Orioles manager Phil Regan said a team composed of Triple-A and Double-A players, who have been under the supervision of the major-league coaching staff, will move to St. Petersburg on Thursday to begin workouts at the Miller Huggins complex and begin to play intrasquad games, if possible, at Al Lang Stadium.
The letters from the other teams are a response to a letter from Orioles general manager Roland Hemond, sent Feb. 17, that stated the Orioles would not play against teams using replacement players, but would play against those clubs using minor-leaguers under National Association contracts.
Several teams, including the Chicago White Sox and St. Louis Cardinals, initially indicated a willingness to play by the Orioles' rules. But that changed once the matter fell to the Baseball Operations Committee, an arm of the commissioner's office.
Acting commissioner Bud Selig said the course of action "was discussed with the Executive Council, but it really came out of the Operations Committee. . . . And that is appropriate."
The committee dictated the terms of the letter, which, according to sources, asked the Orioles to inform each team sending it if the Orioles' intentions were to refuse to play against replacement players; refuse to play against minor-leaguers with specific contractual stipulations that allowed them to become replacement players; or refuse to play in games at which admission would be charged.
The first of the letters arrived Friday, from the Boston Red Sox, Kansas City Royals and Texas Rangers. Yesterday, the Philadelphia Phillies and White Sox chimed in.
But Orioles assistant GM Frank Robinson said he "assumed" that all the opponents on the schedule would send letters.
"We're going to play, and we're going to play who we want to play," said Phillies GM Lee Thomas, whose team is scheduled to open against the Orioles on Friday in Clearwater. "We're not going to play under [the Orioles'] conditions."
Rangers GM Doug Melvin said, "We couldn't play the games because we weren't prepared to play under their conditions.
"It was a pretty standard letter. I think that all the clubs felt that way . . . that they couldn't play under the conditions that [the Orioles] have asked for."
Even if the strike ends soon enough to play exhibition games with major-leaguers, the Orioles could be shut out. Cardinals GM Walt Jocketty said he expected to hear some directive from Major League Baseball tomorrow on how to fill the empty dates of his exhibition schedule.

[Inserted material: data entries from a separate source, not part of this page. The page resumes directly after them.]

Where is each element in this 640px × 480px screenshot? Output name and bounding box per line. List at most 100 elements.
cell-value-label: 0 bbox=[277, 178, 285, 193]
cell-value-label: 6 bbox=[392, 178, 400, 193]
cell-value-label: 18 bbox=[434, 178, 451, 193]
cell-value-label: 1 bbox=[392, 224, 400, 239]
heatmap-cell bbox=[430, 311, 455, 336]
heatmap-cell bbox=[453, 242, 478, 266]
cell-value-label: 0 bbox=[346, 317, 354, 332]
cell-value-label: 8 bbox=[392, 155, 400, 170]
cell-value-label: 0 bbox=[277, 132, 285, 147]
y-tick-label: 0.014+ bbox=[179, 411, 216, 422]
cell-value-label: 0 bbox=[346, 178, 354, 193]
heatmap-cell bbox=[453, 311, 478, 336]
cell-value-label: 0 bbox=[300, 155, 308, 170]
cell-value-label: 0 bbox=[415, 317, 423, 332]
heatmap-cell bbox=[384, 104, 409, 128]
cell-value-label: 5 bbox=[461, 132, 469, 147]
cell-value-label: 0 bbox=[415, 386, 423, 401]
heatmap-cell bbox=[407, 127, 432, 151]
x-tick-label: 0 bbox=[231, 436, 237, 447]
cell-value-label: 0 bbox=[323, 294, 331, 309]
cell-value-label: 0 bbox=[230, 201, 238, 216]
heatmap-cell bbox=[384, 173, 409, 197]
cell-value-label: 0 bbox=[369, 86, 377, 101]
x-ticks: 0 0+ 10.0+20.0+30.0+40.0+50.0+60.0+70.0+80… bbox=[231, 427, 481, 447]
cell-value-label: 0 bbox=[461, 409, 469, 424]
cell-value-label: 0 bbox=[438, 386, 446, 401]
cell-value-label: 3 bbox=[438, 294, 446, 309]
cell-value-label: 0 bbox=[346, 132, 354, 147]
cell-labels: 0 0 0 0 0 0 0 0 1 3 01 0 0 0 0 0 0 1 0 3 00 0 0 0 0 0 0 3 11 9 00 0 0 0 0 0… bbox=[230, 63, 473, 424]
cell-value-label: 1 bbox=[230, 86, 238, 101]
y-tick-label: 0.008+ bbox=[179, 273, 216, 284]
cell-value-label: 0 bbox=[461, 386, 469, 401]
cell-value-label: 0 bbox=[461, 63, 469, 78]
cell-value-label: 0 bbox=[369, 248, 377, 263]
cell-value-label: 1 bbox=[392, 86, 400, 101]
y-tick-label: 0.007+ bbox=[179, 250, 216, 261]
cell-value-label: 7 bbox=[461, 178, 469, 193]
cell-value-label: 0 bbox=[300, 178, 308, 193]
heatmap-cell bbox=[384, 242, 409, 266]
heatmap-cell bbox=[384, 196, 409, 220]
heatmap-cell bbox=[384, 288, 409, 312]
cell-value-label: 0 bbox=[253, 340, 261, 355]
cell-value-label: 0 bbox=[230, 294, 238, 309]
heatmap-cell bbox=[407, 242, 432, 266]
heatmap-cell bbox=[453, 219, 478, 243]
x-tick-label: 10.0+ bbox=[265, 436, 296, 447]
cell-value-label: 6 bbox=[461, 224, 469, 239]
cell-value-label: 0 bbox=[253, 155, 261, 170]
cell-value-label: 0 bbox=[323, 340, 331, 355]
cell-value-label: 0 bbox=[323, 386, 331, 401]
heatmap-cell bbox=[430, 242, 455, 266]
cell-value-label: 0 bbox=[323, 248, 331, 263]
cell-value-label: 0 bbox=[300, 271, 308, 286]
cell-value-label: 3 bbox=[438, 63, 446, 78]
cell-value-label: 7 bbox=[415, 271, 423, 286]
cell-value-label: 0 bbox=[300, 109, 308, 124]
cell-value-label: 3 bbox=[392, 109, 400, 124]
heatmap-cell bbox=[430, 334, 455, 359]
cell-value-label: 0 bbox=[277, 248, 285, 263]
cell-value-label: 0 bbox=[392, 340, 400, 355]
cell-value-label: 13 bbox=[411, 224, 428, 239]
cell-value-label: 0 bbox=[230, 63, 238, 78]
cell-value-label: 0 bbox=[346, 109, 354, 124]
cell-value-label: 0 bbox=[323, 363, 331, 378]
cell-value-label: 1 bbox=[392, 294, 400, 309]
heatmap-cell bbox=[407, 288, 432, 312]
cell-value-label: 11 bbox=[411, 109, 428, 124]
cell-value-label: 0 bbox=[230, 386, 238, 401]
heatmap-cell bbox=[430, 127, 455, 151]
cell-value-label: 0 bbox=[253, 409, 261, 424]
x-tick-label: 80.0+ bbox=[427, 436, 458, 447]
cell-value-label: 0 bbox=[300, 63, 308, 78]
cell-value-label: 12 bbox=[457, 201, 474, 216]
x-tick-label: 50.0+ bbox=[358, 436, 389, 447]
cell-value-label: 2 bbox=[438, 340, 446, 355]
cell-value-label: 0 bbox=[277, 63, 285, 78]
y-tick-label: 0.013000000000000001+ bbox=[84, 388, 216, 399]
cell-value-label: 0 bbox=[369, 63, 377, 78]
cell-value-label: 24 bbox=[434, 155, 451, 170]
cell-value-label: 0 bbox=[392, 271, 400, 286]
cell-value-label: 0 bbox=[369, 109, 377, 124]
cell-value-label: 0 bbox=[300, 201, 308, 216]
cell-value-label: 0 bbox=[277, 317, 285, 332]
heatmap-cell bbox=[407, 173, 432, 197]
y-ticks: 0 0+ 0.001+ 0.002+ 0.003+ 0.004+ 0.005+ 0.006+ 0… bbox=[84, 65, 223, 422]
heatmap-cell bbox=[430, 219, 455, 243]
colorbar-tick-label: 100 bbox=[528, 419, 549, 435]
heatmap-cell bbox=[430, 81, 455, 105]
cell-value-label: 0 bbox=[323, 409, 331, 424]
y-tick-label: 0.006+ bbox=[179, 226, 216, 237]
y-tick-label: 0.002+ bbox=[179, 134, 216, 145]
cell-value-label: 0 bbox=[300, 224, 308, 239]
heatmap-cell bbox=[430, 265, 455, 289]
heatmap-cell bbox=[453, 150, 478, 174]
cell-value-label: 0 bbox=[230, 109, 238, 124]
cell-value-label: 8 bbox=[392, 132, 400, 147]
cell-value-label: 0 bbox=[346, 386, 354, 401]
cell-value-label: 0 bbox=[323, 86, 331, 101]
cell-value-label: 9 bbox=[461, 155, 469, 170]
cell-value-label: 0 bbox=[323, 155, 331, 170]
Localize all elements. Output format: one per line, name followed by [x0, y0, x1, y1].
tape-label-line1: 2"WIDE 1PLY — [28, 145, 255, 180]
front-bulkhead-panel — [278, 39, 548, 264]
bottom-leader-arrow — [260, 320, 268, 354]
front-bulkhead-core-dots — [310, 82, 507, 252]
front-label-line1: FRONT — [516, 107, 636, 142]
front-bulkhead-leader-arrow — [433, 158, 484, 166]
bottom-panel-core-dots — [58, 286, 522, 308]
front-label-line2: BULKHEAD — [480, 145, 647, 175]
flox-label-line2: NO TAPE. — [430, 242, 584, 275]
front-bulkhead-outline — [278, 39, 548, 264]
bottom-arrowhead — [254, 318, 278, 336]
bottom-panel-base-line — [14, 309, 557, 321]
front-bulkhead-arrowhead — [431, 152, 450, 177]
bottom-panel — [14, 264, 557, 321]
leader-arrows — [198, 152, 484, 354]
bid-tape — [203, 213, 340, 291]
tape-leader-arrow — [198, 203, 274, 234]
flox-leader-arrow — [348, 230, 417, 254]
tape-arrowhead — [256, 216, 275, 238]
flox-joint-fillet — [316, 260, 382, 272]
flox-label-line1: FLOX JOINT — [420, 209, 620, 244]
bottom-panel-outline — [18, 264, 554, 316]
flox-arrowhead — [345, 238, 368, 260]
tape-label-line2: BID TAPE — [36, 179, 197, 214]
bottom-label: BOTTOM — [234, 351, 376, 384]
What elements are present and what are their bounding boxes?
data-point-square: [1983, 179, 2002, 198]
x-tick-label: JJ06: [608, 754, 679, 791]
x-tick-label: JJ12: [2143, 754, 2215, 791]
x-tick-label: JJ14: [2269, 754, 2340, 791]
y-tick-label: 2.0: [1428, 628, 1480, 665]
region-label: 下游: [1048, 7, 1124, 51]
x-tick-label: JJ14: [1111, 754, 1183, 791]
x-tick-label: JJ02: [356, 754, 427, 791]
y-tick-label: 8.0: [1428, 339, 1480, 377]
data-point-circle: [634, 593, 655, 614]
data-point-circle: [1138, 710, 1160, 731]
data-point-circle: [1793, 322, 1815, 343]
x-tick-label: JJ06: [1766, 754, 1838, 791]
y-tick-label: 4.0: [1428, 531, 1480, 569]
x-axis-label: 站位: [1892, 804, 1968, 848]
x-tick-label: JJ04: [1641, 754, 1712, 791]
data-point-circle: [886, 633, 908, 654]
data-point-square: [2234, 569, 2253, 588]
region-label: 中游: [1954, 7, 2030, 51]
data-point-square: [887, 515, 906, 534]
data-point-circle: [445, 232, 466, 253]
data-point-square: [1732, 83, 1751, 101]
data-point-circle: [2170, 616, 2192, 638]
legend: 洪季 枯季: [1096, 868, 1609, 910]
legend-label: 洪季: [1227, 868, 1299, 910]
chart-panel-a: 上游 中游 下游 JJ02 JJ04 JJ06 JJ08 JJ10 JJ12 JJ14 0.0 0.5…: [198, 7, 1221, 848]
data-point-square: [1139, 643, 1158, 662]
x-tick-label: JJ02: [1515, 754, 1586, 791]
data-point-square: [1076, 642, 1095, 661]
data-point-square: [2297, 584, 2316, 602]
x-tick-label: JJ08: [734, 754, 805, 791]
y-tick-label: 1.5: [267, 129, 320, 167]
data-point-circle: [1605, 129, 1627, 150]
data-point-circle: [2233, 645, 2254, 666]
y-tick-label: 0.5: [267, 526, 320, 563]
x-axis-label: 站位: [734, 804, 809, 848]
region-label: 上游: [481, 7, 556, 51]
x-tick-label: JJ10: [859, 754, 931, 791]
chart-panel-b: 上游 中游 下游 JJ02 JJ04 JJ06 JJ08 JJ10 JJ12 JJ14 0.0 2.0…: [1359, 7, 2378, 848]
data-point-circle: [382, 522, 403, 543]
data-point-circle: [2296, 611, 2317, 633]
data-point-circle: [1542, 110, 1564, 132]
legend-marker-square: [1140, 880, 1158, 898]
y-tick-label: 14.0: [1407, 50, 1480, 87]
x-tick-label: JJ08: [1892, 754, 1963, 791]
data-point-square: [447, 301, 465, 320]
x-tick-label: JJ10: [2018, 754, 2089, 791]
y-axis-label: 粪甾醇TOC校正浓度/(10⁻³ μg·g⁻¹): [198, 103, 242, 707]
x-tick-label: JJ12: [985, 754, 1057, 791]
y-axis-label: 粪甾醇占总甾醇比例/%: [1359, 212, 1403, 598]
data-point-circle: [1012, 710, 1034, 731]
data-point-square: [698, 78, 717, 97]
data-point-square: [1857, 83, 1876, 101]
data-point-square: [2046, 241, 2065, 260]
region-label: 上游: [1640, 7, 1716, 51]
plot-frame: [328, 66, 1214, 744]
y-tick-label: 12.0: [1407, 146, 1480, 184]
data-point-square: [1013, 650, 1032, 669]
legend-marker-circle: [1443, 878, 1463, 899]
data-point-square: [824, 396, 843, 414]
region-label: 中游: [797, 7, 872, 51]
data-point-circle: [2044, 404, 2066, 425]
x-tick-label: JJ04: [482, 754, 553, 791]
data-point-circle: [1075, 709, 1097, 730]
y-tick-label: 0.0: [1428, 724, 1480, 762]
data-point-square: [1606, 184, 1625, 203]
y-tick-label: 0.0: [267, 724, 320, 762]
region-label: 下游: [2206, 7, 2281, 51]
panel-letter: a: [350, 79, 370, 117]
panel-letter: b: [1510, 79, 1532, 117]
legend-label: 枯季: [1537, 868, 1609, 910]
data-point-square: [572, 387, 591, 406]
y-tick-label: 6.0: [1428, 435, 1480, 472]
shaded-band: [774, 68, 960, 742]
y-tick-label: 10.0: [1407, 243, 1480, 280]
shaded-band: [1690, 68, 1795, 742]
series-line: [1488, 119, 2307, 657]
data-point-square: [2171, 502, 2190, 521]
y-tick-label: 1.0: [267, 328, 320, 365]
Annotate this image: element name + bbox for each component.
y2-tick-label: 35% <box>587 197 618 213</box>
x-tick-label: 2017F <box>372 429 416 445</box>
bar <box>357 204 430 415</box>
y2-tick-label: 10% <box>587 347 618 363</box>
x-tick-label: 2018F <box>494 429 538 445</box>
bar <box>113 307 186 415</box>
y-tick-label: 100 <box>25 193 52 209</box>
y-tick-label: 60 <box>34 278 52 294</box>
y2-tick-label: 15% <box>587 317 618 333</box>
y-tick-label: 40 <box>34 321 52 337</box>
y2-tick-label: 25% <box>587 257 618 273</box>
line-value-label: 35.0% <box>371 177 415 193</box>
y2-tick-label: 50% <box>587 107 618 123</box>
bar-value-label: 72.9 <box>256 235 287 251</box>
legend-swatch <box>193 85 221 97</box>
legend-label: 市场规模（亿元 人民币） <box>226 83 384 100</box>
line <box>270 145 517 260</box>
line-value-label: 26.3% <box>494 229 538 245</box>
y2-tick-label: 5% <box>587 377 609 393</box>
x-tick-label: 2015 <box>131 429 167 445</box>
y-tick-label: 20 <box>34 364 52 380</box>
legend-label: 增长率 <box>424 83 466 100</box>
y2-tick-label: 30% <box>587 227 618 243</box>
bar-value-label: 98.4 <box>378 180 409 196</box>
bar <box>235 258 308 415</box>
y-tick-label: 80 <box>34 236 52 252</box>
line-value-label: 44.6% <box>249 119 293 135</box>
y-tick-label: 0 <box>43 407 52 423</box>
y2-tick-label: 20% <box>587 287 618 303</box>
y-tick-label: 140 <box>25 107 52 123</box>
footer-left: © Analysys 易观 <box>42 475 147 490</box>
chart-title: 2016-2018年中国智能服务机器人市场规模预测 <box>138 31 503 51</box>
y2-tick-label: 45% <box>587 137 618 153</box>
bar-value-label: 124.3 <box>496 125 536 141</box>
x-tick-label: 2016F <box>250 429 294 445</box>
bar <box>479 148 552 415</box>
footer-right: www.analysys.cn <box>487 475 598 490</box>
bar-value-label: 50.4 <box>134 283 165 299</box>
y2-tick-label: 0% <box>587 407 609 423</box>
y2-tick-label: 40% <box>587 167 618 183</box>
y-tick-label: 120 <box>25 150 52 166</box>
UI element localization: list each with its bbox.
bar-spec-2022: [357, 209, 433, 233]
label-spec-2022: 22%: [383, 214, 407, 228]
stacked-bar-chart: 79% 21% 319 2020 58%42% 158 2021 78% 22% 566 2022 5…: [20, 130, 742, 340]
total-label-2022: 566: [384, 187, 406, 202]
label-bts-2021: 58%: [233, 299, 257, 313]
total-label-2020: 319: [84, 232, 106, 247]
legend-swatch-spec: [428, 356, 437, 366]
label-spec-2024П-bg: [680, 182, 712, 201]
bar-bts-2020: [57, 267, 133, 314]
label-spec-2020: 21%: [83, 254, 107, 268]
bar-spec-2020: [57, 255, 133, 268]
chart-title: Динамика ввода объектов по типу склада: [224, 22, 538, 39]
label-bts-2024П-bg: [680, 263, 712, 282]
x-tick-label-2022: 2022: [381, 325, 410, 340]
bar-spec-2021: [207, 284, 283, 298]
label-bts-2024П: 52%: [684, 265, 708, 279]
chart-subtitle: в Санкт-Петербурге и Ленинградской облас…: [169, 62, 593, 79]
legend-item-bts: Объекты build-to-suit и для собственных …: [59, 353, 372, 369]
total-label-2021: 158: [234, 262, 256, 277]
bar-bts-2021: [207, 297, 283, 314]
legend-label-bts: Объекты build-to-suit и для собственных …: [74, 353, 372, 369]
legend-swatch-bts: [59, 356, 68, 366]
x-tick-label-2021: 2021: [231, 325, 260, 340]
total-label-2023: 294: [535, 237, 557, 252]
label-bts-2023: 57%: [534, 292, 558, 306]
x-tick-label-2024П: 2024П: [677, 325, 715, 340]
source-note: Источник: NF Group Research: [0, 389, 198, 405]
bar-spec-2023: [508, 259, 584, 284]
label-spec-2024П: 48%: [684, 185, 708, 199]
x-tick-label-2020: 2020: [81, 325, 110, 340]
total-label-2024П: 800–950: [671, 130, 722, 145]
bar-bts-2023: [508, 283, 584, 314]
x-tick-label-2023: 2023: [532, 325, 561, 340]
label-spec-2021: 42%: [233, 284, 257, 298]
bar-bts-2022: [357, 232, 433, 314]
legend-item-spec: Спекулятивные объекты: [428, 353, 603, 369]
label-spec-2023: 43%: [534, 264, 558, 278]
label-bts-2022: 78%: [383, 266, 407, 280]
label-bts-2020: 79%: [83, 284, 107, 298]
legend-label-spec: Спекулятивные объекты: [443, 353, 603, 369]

The Cardinals, Jocketty said, hope to play the Phillies on March 3 and schedule the Cleveland Indians in place of the Orioles on March 4.
If opposing clubs fill in their dates and refuse to reschedule the Orioles when and if the strike ends -- and given the current animosity toward the Orioles, that seems a distinct possibility -- Angelos' major-leaguers could do nothing more than play intrasquad games.
Angelos said if that turns out to be the case, the resolution of the strike "will easily offset" any scheduling problems created by his policy against replacement players.
Phyllis Merhige, vice president of media affairs for the American League, said she knew of no way baseball could prevent the Orioles from playing intrasquad games at Al Lang Stadium.
"Major League Baseball does not have jurisdiction here," Merhige said. "Generally, this is between the team and the [operators of] the site."
Regan said he was expecting the cancellations.
"We'll just do whatever we can," Regan said. "I was feeling if the strike wasn't settled, we weren't going to play those games."